PRAMATHA NATH ROY Vs. LEE

Decided On May 22, 1922
PRAMATHA NATH ROY Appellant
V/S
Lee Respondents

JUDGEMENT

(1.) THE appellant in this case is the defendant in a suit which the respondent instituted by a plaint filed on June 24, 1916. The various stages in the litigation are set out in detail in the judgment of the Chief Justice in the Appellate Court at Calcutta, and it is unnecessary that they should be repeated. Among these there was a decree made on February 14, 1918, decreeing in favour of the respondent and against the appellant the sum of Rs. 27,443. Application made by the appellant to Greaves J. to set that decree aside was refused on July 26, 1918. The appellant desired to appeal from that refusal, and he produced his memorandum of appeal before the Court on August 30 of that year, on the eve of the Court rising for the vacation.

(2.) BY Rule 3 of ch. 32 of the Rules of the High Court of 1914, it is provided that every memorandum of appeal shall be accompanied by a copy of the decree or order appealed from, and with this rule the appellant did not comply. The memorandum of appeal was, however, admitted without the order, subject to all objections that might be raised on the hearing which took place on January 29, 1919. It was then decided by the High Court that the appeal was out of time, and it is from that judgment that the present appeal has been brought. That the notice of appeal was out of time, in fact, is beyond dispute, for the period of appeal is twenty days from the date of the decree or order which it is sought to impeach, and that period expired on August 15, 1918. But there is a provision contained in Section 12, Sub-section 2, of the Indian Limitation Act of 1908, which provides that in computing the time for appeal there shall be excluded the time requisite for obtaining a copy of the decree. The appellant's contention is that the time " requisite " within the meaning of that sub-section is the time which, in the circumstances of the case, is actually occupied in obtaining the decree, and that, so regarded, the time that ought to be deducted here is more than sufficient to rectify the delay.

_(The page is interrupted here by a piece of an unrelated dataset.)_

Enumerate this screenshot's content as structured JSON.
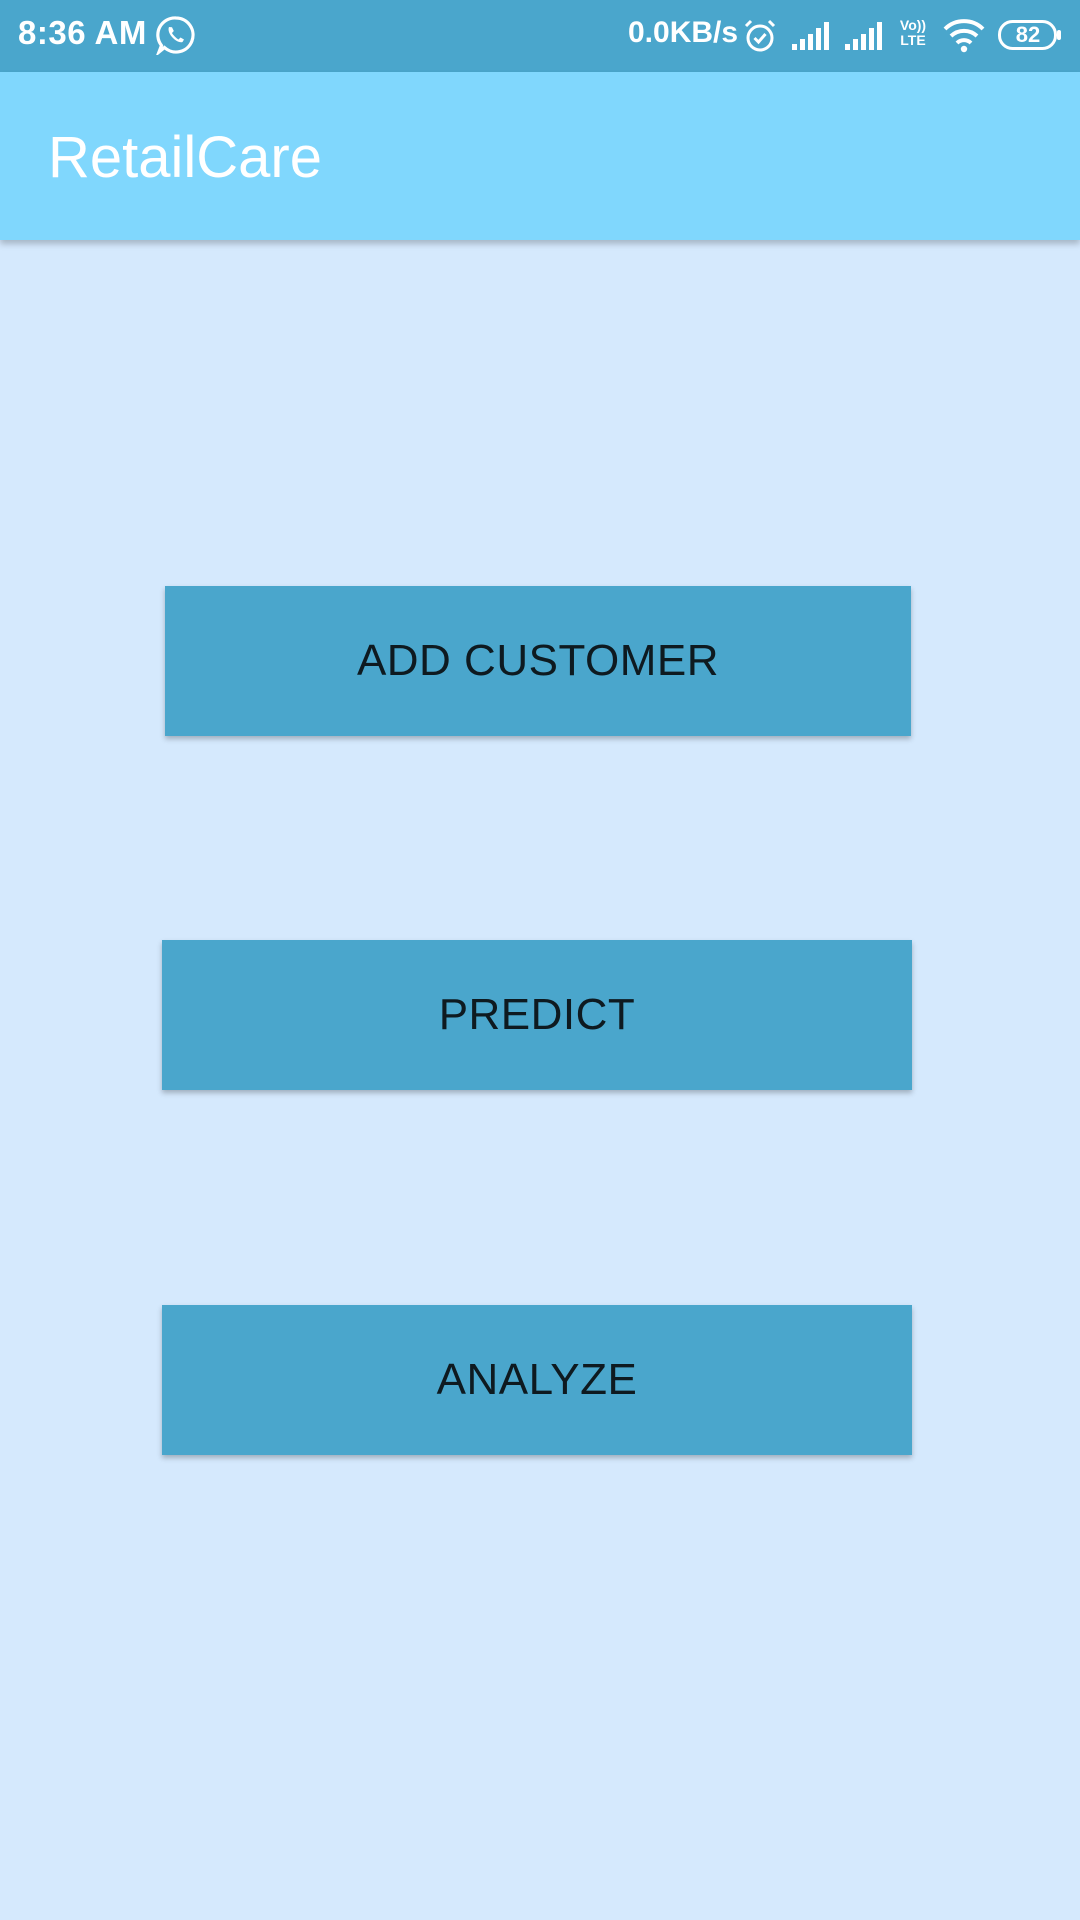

(3.) NOW the learned judges in the Appeal Court have held that in determining what is the requisite time referred to in Section 12, Sub-section 2, of the Limitation Act the conduct of the appellant must be considered, and their Lordships think that in so determining they have rightly regarded the statutory provision. In their Lordships' opinion, no period can be regarded as requisite under the Act, which need not have elapsed if the appellant had taken reasonable and proper steps to obtain a copy of the decree or order. In the present case he took none, and the periods between July 30 and August 6, and again between August 7 and August 16, which were within the appellant's control, are sufficiently great to prevent the appellant saying that the time that did elapse must have elapsed even if he had acted with reasonable promptitude.